[24] Though this term, red heat, does not indicate any absolutely determinate degree of temperature, I shall use it sometimes to express a temperature considerably above that of boiling water.—A.

[25] I must be understood here to speak of vegetables reduced to a perfectly dry state; and, with respect to oil, I do not mean that which is procured by expression either in the cold, or in a temperature not exceeding that of boiling water; I only allude to the empyreumatic oil procured by distillation with a naked fire, in a heat superior to the temperature of boiling water; which is the only oil declared to be produced by the operation of fire. What I have published upon this subject in the Memoirs of the Academy for 1786 may be consulted.—A.


CHAP. XIII.

Of the Decomposition of Vegetable Oxyds by the Vinous Fermentation.

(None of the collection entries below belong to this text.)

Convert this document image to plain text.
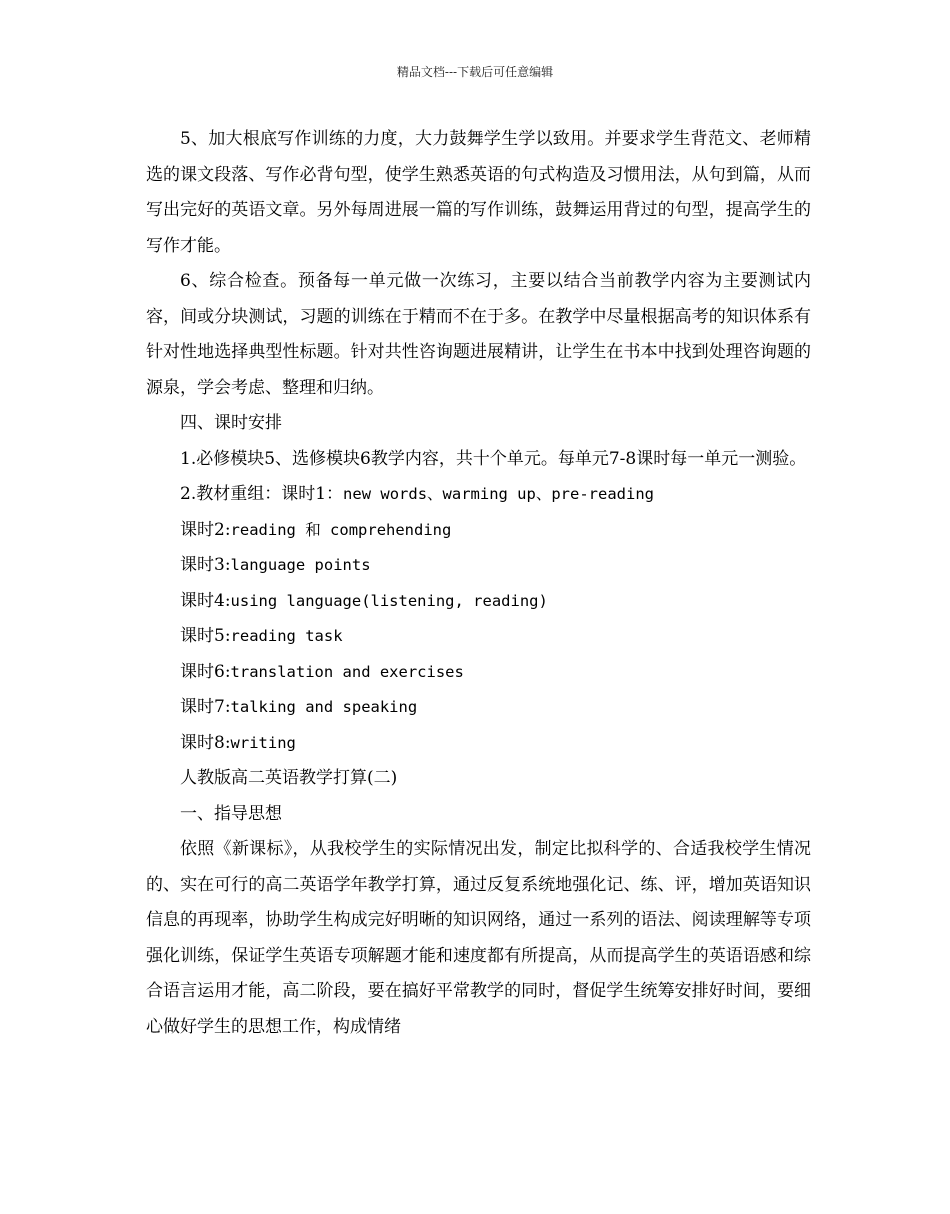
精品文档---下载后可任意编辑

5、加大根底写作训练的力度，大力鼓舞学生学以致用。并要求学生背范文、老师精选的课文段落、写作必背句型，使学生熟悉英语的句式构造及习惯用法，从句到篇，从而写出完好的英语文章。另外每周进展一篇的写作训练，鼓舞运用背过的句型，提高学生的写作才能。

6、综合检查。预备每一单元做一次练习，主要以结合当前教学内容为主要测试内容，间或分块测试，习题的训练在于精而不在于多。在教学中尽量根据高考的知识体系有针对性地选择典型性标题。针对共性咨询题进展精讲，让学生在书本中找到处理咨询题的源泉，学会考虑、整理和归纳。

四、课时安排

1.必修模块5、选修模块6教学内容，共十个单元。每单元7-8课时每一单元一测验。

2.教材重组：课时1：new words、warming up、pre-reading

课时2:reading 和 comprehending

课时3:language points

课时4:using language(listening, reading)

课时5:reading task

课时6:translation and exercises

课时7:talking and speaking

课时8:writing

人教版高二英语教学打算(二)

一、指导思想

依照《新课标》，从我校学生的实际情况出发，制定比拟科学的、合适我校学生情况的、实在可行的高二英语学年教学打算，通过反复系统地强化记、练、评，增加英语知识信息的再现率，协助学生构成完好明晰的知识网络，通过一系列的语法、阅读理解等专项强化训练，保证学生英语专项解题才能和速度都有所提高，从而提高学生的英语语感和综合语言运用才能，高二阶段，要在搞好平常教学的同时，督促学生统筹安排好时间，要细心做好学生的思想工作，构成情绪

The manner in which wine, cyder, mead, and all the liquors formed by the spiritous fermentation, are produced, is well known to every one. The juice of grapes or of apples being expressed, and the latter being diluted with water, they are put into large vats, which are kept in a temperature of at least 10° (54.5°) of the thermometer. A rapid intestine motion, or fermentation, very soon takes place, numerous globules of gas form in the liquid and burst at the surface; when the fermentation is at its height, the quantity of gas disengaged is so great as to make the liquor appear as if boiling violently over a fire. When this gas is carefully gathered, it is found to be carbonic acid perfectly pure, and free from admixture with any other species of air or gas whatever.

When the fermentation is completed, the juice of grapes is changed from being sweet, and full of sugar, into a vinous liquor which no longer contains any sugar, and from which we procure, by distillation, an inflammable liquor, known in commerce under the name of Spirit of Wine. As this liquor is produced by the fermentation of any saccharine matter whatever diluted with water, it must have been contrary to the principles of our nomenclature to call it spirit of wine rather than spirit of cyder, or of fermented sugar; wherefore, we have adopted a more general term, and the Arabic word alkohol seems extremely proper for the purpose.

This operation is one of the most extraordinary in chemistry: We must examine whence proceed the disengaged carbonic acid and the inflammable liquor produced, and in what manner a sweet vegetable oxyd becomes thus converted into two such opposite substances, whereof one is combustible, and the other eminently the contrary. To solve these two questions, it is necessary to be previously acquainted with the analysis of the fermentable substance, and of the products of the fermentation. We may lay it down as an incontestible axiom, that, in all the operations of art and nature, nothing is created; an equal quantity of matter exists both before and after the experiment; the quality and quantity of the elements remain precisely the same; and nothing takes place beyond changes and modifications in the combination of these elements. Upon this principle the whole art of performing chemical experiments depends: We must always suppose an exact equality between the elements of the body examined and those of the products of its analysis.

Hence, since from must of grapes we procure alkohol and carbonic acid, I have an undoubted right to suppose that must consists of carbonic acid and alkohol. From these premises, we have two methods of ascertaining what passes during vinous fermentation, by determining the nature of, and the elements which compose, the fermentable substances, or by accurately examining the produces resulting from fermentation; and it is evident that the knowledge of either of these must lead to accurate conclusions concerning the nature and composition of the other. From these considerations, it became necessary accurately to determine the constituent elements of the fermentable substances; and, for this purpose, I did not make use of the compound juices of fruits, the rigorous analysis of which is perhaps impossible, but made choice of sugar, which is easily analysed, and the nature of which I have already explained. This substance is a true vegetable oxyd with two bases, composed of hydrogen and charcoal brought to the state of an oxyd, by a certain proportion of oxygen; and these three elements are combined in such a way, that a very slight force is sufficient to destroy the equilibrium of their connection. By a long train of experiments, made in various ways, and often repeated, I ascertained that the proportion in which these ingredients exist in sugar, are nearly eight parts of hydrogen, 64 parts of oxygen, and 28 parts of charcoal, all by weight, forming 100 parts of sugar.